Lord Lennox was much as I had pictured him: fair-haired, cold blue eyes, thin lips, and a rigid posture that suggested an equally rigid mind. I suppose he was a good-looking fellow, in a British government official sort of way. But he was not the sort that I would wish to be seated next to at dinner, and I was glad there was no chance of our being invited to stay for the evening.
Lady Lennox, on the other hand, surprised me. I had expected a flaxen-haired, porcelain-skinned doll. Instead, she was a black-haired, dark-eyed beauty. At least, I supposed she had been a beauty. Like some foreign women transposed to our shores, the bloom in her cheeks had faded in our English gloom and the pallor of her complexion did not suit her. She was still an imposing woman, though, with a bearing that suggested an exalted ancestry. Upon our entry, she shot us a penetrating glance that might have sent quivers through an unlucky courtier in an earlier time. Then her haughty demeanor crumpled into what I can only describe as a spasm of fear. She obviously mistook us for unwelcome visitors. If I did not know about her “astounding fortune,” I would have said she looked at us like we were debt collectors come to haul away all of her shiny new furniture. Who it really was that could awaken such feelings of alarm I did not know.
Lord Lennox took his wife by the arm and whispered something that seemed to reassure her. Then, in a louder voice he suggested that she and their guests go into the dining room, where he would join them in a few minutes. They retreated, but not before Lady Lennox shot us another worried glance.
When we were alone in the drawing room, Lord Lennox said, “How may I be of service, gentlemen?”
I thought it strange that he appeared not to know why we had come. Mr. Melamed merely informed him that we had been unable to find the handkerchief. The man looked surprised.
“My wife did not send you the message?” he asked. “The handkerchief has been found.”
“I am very glad to hear it,” said Mr. Melamed. I was certain he was as chagrined as I was to hear this piece of news, but he did not show it.
“It was in her wardrobe all the time. I cannot think why she did not write to you, as I asked her to.” Lord Lennox glanced in the direction of the dining room. It was a worried glance, although there was a hint of displeasure too, if I was not mistaken. It did not take a prophet to see there was something very wrong in the Lennox household.

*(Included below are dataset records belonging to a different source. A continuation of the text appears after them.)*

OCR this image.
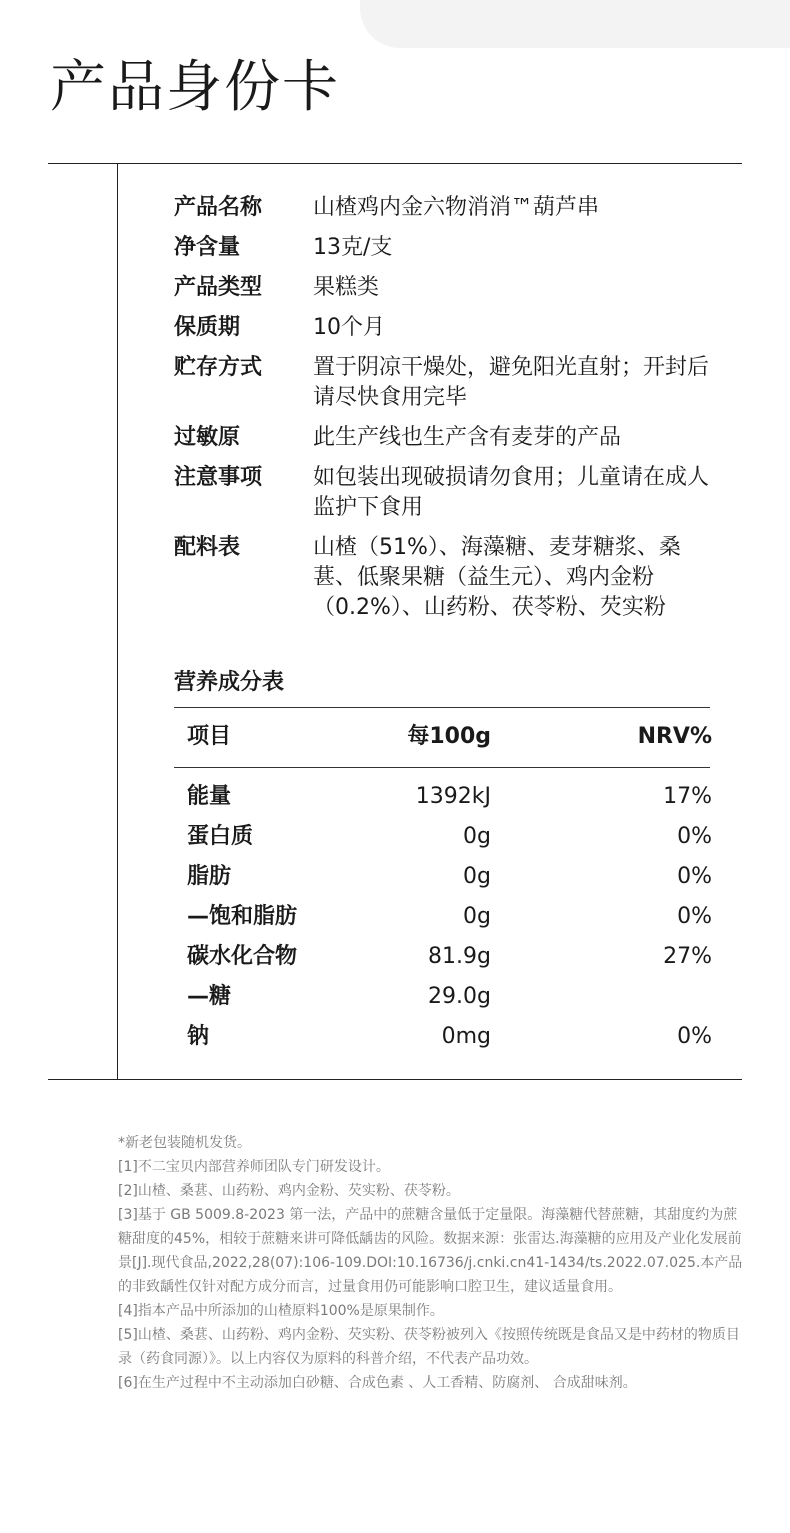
产品身份卡
产品名称	山楂鸡内金六物消消™葫芦串
净含量	13克/支
产品类型	果糕类
保质期	10个月
贮存方式	置于阴凉干燥处，避免阳光直射；开封后请尽快食用完毕
过敏原	此生产线也生产含有麦芽的产品
注意事项	如包装出现破损请勿食用；儿童请在成人监护下食用
配料表	山楂（51%）、海藻糖、麦芽糖浆、桑葚、低聚果糖（益生元）、鸡内金粉（0.2%）、山药粉、茯苓粉、芡实粉
营养成分表
项目	每100g	NRV%
能量	1392kJ	17%
蛋白质	0g	0%
脂肪	0g	0%
—饱和脂肪	0g	0%
碳水化合物	81.9g	27%
—糖	29.0g
钠	0mg	0%

*新老包装随机发货。

[1]不二宝贝内部营养师团队专门研发设计。

[2]山楂、桑葚、山药粉、鸡内金粉、芡实粉、茯苓粉。

[3]基于 GB 5009.8-2023 第一法，产品中的蔗糖含量低于定量限。海藻糖代替蔗糖，其甜度约为蔗糖甜度的45%，相较于蔗糖来讲可降低龋齿的风险。数据来源：张雷达.海藻糖的应用及产业化发展前景[J].现代食品,2022,28(07):106-109.DOI:10.16736/j.cnki.cn41-1434/ts.2022.07.025.本产品的非致龋性仅针对配方成分而言，过量食用仍可能影响口腔卫生，建议适量食用。

[4]指本产品中所添加的山楂原料100%是原果制作。

[5]山楂、桑葚、山药粉、鸡内金粉、芡实粉、茯苓粉被列入《按照传统既是食品又是中药材的物质目录（药食同源）》。以上内容仅为原料的科普介绍，不代表产品功效。

[6]在生产过程中不主动添加白砂糖、合成色素 、人工香精、防腐剂、 合成甜味剂。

“Perhaps she did write and the message was lost,” said Mr. Melamed, with handsome chivalry. “It does sometime happen.”
Lord Lennox’s tightly pressed lips curled into a relieved smile. “Oh, yes,” he said. “That could explain it.”
As far as I was concerned, this was the end of the matter of the vanishing handkerchief. It was not, of course. When the lady herself vanished I found myself drawn into the strange tale a second time. But as I do not re-enter this portion of the tale until later, I turn my pen over to the next actor in our little drama, Mrs. Baer.